Rays – INF Isaac Paredes and SS Wander Franco

The Rays rank 30th in the majors over the last 15 days with just six home runs and although they have the pitching and defense to finish atop the wild-card standings, they’ll need some long balls to do it. With 18 homers, Paredes ranks second on the team behind Randy Arozarena, but he has not hit one in September. The Rays need him to go yard a few times during the stretch run. Meanwhile, Franco is finally back from the injured list and off to a decent start, going 6-for-20 with three RBIs in his first six games back, but the Rays will need their 21-year-old sensation to live up to his 11-year, $182 million contract in the final weeks to best the Mariners and Blue Jays for home-field advantage in the wild-card round.
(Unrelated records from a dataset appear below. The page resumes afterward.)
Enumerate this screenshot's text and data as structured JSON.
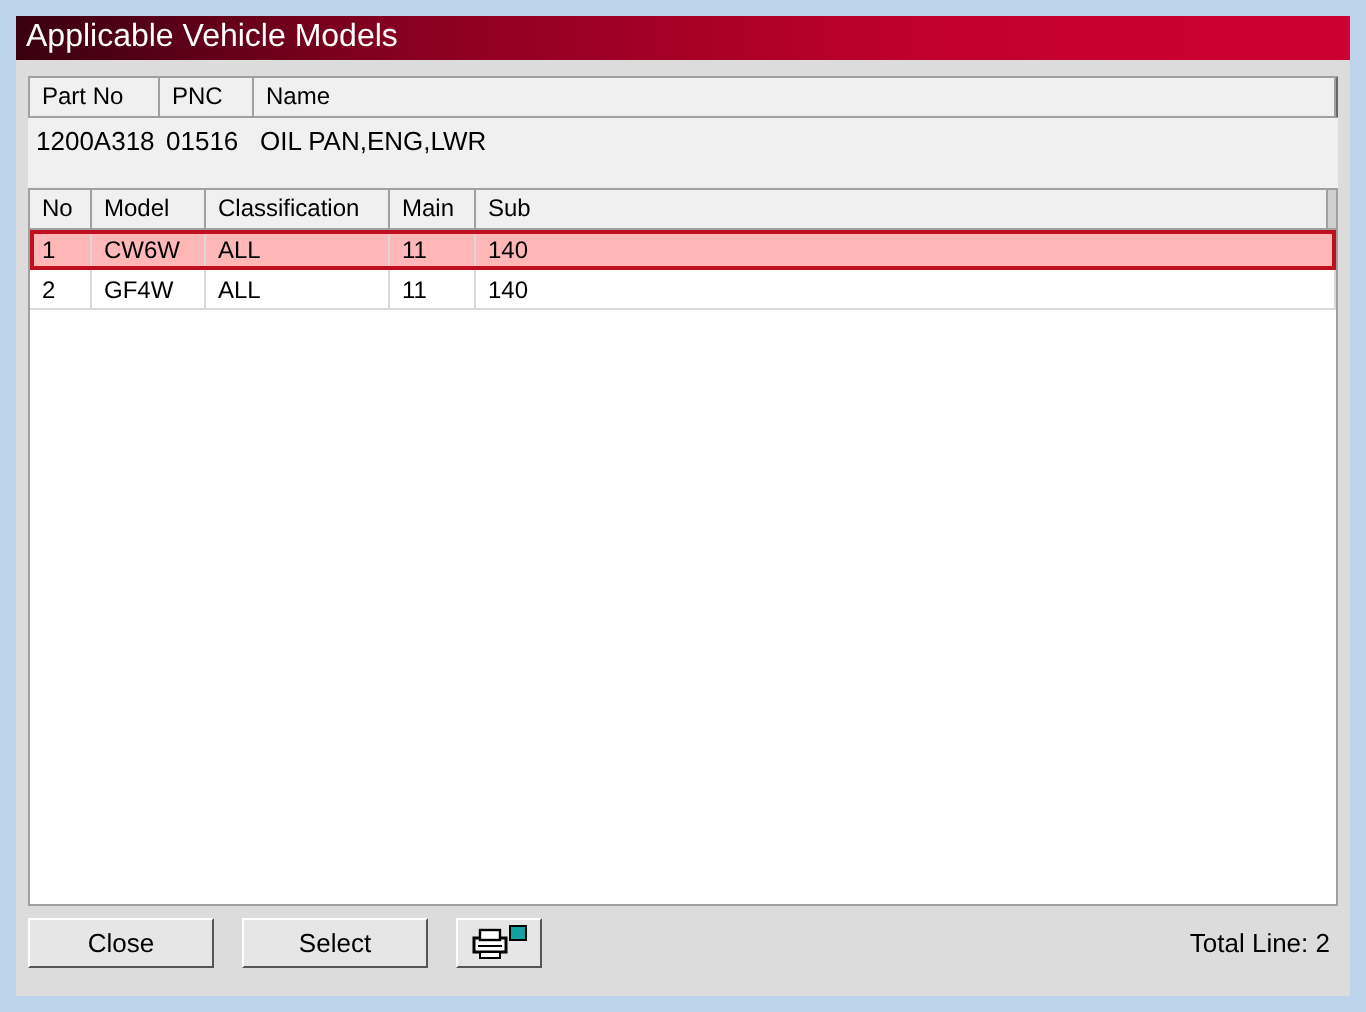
{
  "window": {
    "title": "Applicable Vehicle Models"
  },
  "part": {
    "columns": [
      "Part No",
      "PNC",
      "Name"
    ],
    "values": [
      "1200A318",
      "01516",
      "OIL PAN,ENG,LWR"
    ]
  },
  "table": {
    "columns": [
      "No",
      "Model",
      "Classification",
      "Main",
      "Sub"
    ],
    "rows": [
      {
        "cells": [
          "1",
          "CW6W",
          "ALL",
          "11",
          "140"
        ],
        "selected": true
      },
      {
        "cells": [
          "2",
          "GF4W",
          "ALL",
          "11",
          "140"
        ],
        "selected": false
      }
    ]
  },
  "buttons": [
    "Close",
    "Select"
  ],
  "status": "Total Line: 2"
}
Blue Jays — RHP José Berríos

Berríos has been a major disappointment this season, posting a 5.07 ERA, 4.68 FIP and 1.376 WHIP — all career-worst marks since his 2016 rookie year — after signing a seven-year, $131 million extension last November. However, he’s pitched better in his last five starts, yielding two earned runs or less in all but one of them. The Blue Jays need him to keep pitching that way to finish with the best record among the AL wild-card teams and become a postseason threat. If the top of their rotation — Alek Manoah, Kevin Gausman, Ross Stripling and Berríos — pitches to its potential, the Blue Jays could do real damage in the playoffs. Berríos is the key, and although he looks like he’s getting on track, the Blue Jays will need him to be consistently good the rest of the way.


Acquiring Josh Bell hasn’t paid off yet for the Padres. (Gary A. Vasquez/USA Today)
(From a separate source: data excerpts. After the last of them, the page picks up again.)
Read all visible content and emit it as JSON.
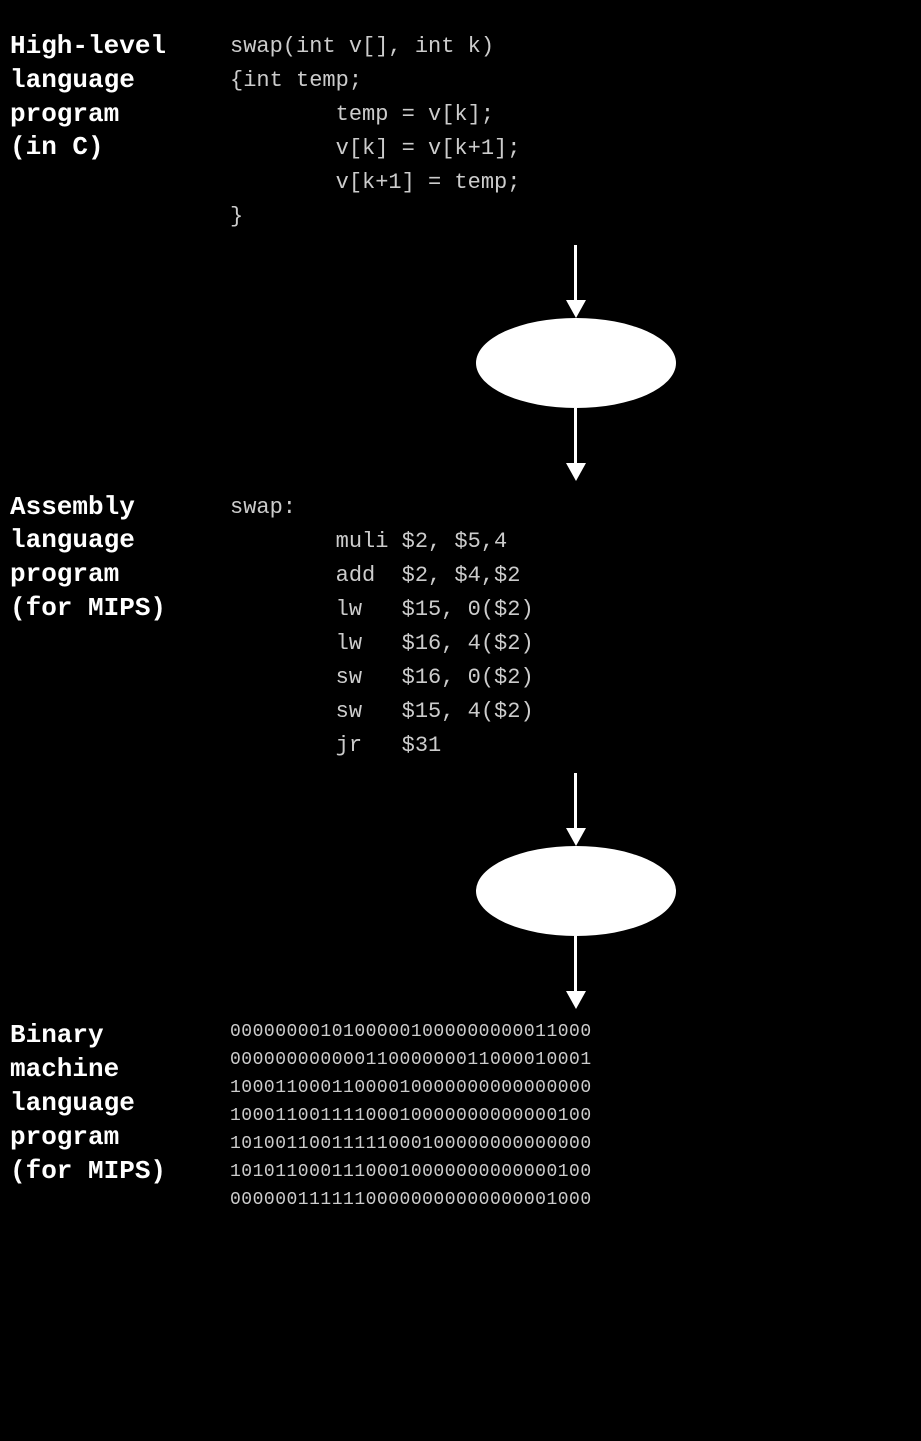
{
  "sections": {
    "highlevel": {
      "label_line1": "High-level",
      "label_line2": "language",
      "label_line3": "program",
      "label_line4": "(in C)",
      "code": "swap(int v[], int k)\n{int temp;\n        temp = v[k];\n        v[k] = v[k+1];\n        v[k+1] = temp;\n}"
    },
    "assembly": {
      "label_line1": "Assembly",
      "label_line2": "language",
      "label_line3": "program",
      "label_line4": "(for MIPS)",
      "code": "swap:\n        muli $2, $5,4\n        add  $2, $4,$2\n        lw   $15, 0($2)\n        lw   $16, 4($2)\n        sw   $16, 0($2)\n        sw   $15, 4($2)\n        jr   $31"
    },
    "binary": {
      "label_line1": "Binary machine",
      "label_line2": "language",
      "label_line3": "program",
      "label_line4": "(for MIPS)",
      "code": "00000000101000001000000000011000\n00000000000011000000011000010001\n10001100011000010000000000000000\n10001100111100010000000000000100\n10100110011111000100000000000000\n10101100011100010000000000000100\n00000011111100000000000000001000"
    }
  }
}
Phillies — RHP Seranthony Domínguez

The Phillies are relieved to have their top reliever back from the IL because they blew five saves and the bullpen struggled in his absence. They shut down Domínguez (right triceps tendinitis) after an Aug. 17 outing but activated him Sunday and he has made two scoreless appearances since. From June 17 to Aug. 17, Domínguez was dominant: 18 of his 21 relief appearances were scoreless and he converted nine of nine save opportunities. On the season, Domínguez has logged a 1.57 ERA and 0.87 WHIP. To keep their wild-card spot and end their postseason drought, the Phillies need Domínguez to perform at his best in the late innings.

Padres – 1B Josh Bell

The Padres need to get their bats going. They rank 12th in the NL over the last 30 days with 98 runs scored and 12th over the last 15 days with 42. Manny Machado has led the way for more than a month in almost all offensive categories, including hits, extra-base hits, home runs, RBIs and OPS. However, opposing teams will pitch around Machado or walk him in the remaining weeks if he doesn’t get any help. Enter Josh Bell. When the Padres acquired Bell at the trade deadline he was raking for the Nationals, slashing .301/.384/.493 with 24 doubles, three triples, 14 home runs and 57 RBIs in 103 games. But since the blockbuster Juan Soto trade, Bell has batted .206/.320/.313 with just five doubles and three home runs in 131 at-bats. It’s his time to shine for San Diego. Oh, and they need Soto — .120/.313/.180 in his last 15 games — to get going as well.

Brewers — OF Christian Yelich, SS Willie Adames and DH Andrew McCutchen

The Brewers need their veterans — in particular, Yelich, Adames and McCutchen — to carry them. Over their last 15 games, Yelich is batting .298, Adames is hitting .246 and McCutchen is at .236. And they’re not getting much help from Rowdy Tellez (.204 in his last 15 games) and Keston Hiura (.208). However, Yelich, Adames and McCutchen have done it before and must turn it on now to lift Milwaukee over the Padres or Phillies. The Brewers have the pitching and defense to make the playoffs if this veteran trio provides the run support.